Les responsables des institutions culturelles eux-mêmes s’attendent parfois, le plus spontanément qu'il soit, à trouver chez le ministre de la culture, (quel qu’il soit, ou au sein de son administration) cette « hauteur de vue », qu'après de leurs propres élus locaux.
Naïveté ? Puérilité ? Superstition ? Discrimination des « clans culturaux » envers les élus locaux ? Va savoir ....
De surcroît, l’expérience de ces dernières décennies (et encore de ces derniers mois) montre que les acteurs culturels n’ont pas toujours tort de craindre, au niveau local, les alternances politiques dont ils ont beaucoup plus rarement pâti lorsqu’elles se sont produites au plan national. A quelque rare exception pré.

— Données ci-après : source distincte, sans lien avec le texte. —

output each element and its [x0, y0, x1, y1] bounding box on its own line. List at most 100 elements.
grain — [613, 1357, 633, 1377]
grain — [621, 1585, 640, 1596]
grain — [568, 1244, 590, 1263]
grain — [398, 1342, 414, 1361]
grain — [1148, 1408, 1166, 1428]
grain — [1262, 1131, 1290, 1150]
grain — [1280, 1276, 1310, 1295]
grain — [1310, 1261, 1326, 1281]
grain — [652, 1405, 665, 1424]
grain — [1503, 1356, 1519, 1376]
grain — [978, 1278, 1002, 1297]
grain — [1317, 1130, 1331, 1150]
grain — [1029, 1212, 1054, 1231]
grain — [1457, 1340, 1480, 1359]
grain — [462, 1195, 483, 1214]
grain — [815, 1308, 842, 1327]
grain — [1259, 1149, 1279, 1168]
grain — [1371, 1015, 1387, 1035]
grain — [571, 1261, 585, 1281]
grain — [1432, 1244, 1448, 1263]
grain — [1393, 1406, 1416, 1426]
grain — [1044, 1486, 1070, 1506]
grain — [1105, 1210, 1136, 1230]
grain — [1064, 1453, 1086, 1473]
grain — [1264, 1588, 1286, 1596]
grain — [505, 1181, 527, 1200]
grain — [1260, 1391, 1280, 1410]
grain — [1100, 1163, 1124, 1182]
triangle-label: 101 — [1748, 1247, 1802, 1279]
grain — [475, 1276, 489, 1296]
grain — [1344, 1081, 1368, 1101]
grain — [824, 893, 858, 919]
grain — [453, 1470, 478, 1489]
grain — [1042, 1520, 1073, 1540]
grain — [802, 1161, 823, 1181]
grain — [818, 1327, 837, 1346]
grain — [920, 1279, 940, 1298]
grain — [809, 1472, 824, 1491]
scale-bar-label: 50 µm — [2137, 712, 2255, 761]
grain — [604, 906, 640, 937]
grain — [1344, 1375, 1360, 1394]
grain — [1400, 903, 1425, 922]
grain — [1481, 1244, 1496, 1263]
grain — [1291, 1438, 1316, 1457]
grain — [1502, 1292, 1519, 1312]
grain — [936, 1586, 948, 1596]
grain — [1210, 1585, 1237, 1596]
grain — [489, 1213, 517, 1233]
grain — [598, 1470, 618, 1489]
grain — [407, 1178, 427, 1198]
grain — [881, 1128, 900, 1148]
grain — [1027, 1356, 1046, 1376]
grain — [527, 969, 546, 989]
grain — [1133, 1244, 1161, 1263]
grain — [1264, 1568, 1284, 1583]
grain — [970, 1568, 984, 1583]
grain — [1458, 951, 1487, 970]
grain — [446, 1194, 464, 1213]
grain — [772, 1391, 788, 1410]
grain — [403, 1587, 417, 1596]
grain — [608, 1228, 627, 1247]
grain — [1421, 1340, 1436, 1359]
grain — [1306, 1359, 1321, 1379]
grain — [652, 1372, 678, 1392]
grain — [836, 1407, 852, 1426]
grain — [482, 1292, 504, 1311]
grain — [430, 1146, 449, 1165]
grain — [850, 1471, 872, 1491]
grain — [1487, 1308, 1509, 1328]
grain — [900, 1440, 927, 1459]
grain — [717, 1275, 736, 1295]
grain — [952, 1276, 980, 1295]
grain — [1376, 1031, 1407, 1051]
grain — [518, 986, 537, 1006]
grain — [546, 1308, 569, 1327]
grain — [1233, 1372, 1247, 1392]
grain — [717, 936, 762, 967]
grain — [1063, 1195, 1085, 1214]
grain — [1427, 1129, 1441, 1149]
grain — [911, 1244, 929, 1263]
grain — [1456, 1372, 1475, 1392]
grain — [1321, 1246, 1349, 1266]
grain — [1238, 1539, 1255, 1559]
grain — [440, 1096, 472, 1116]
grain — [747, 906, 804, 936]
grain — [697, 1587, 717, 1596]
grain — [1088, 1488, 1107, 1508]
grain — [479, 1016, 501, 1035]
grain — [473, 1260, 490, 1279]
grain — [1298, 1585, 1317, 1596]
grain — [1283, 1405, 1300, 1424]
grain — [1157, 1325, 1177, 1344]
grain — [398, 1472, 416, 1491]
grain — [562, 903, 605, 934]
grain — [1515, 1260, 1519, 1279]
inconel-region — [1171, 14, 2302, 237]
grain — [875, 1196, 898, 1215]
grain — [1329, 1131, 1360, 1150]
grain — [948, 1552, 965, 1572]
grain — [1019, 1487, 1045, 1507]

Les projets culturels locaux ambitionnent aujourd'hui et de manière de plus en plus accrue une politique globale qui concerne, pour la plupart, trois volets fondamentaux de l'action publique culturelle, à savoir : les œuvres, les publics et les pratiques.
1°) Les œuvres : car la collectivité territoriale doit concourir activement à faire vivre le patrimoine culturel, par sa mise en valeur et par un soutien fort à la création et au patrimoine de demain.
2°) Les publics : car le territoire doit œuvrer en faveur d’une offre culturelle et artistique multiple et de qualité et elle doit favoriser, conjointement, le meilleur accès du public à cette offre, notamment par l’action culturelle et la médiation.
3°) Les pratiques (artistiques et culturelles) : car localement l'élu doit promouvoir le développement des pratiques artistiques, aussi bien les pratiques en amateurs, qui contribuent à l’épanouissement personnel et à la citoyenneté, que l’emploi artistique et particulièrement les filières et actions de professionnalisation en faveur des jeunes artistes, parce qu’on touche là aussi aux responsabilités économiques et sociales de tout un territoire.
Le pouvoir politique local est légitime à définir désormais les orientations générales de son intervention en matière culturelle et il lui revient naturellement de définir les moyens qu’il entend y consacrer et de mettre en place les dispositifs qui définissent ses modes d’intervention. De même, il peut décider de nouer des formes étroites de partenariat contractuel avec telle ou telle institution culturelle dont les activités lui paraissent pleinement en phase avec ses objectifs de politique culturelle.
Les élus en sont-ils seulement conscients de celà (ou tout simplement préparés) lorsqu'ils arrivent aux affaires ?
Comment en effet parvenir à l'évitement par un bon nombre d'élus locaux de tout clivage, sectarisme, clientélisme, amateurisme , ostracisme, dogmatisme lorsqu'il s'agit, par exemple, de répartir à bon escient des subventions destinées à soutenir directement des projets artistiques, des compagnies ou toute autre formation artistique ?
Comment le pouvoir local va permettre que les aides soient allouées sur des critères exclusivement artistiques et techniques ?
Pour éviter tout écueil d'amateurisme, ou pire encore : d'autoritarisme, tout élu local, chargé de mettre en oeuvre un « schéma culturel » clairement défini et régenté par des moyens précis et doté d'un agenda d'application et d'évaluation clair, se devrait de s'adosser, par exemple, à des « comités techniques », composés d’experts indépendants du milieu politique et artistique local. Sans oublier de ses propres responsables administratifs chargés de la mise en oeuvre de l'action culturelle dans le territoire.
Ainsi seuls des « dispositifs intermédiaires », chargés de la médiation entre les élus, les publics et les créateurs, seraient de nature à garantir que des critères fondés exclusivement sur la qualité artistique et technique des projets présideront désormais à la répartition équitable, juste et impartiale des fonds publics locaux afférents à la culture.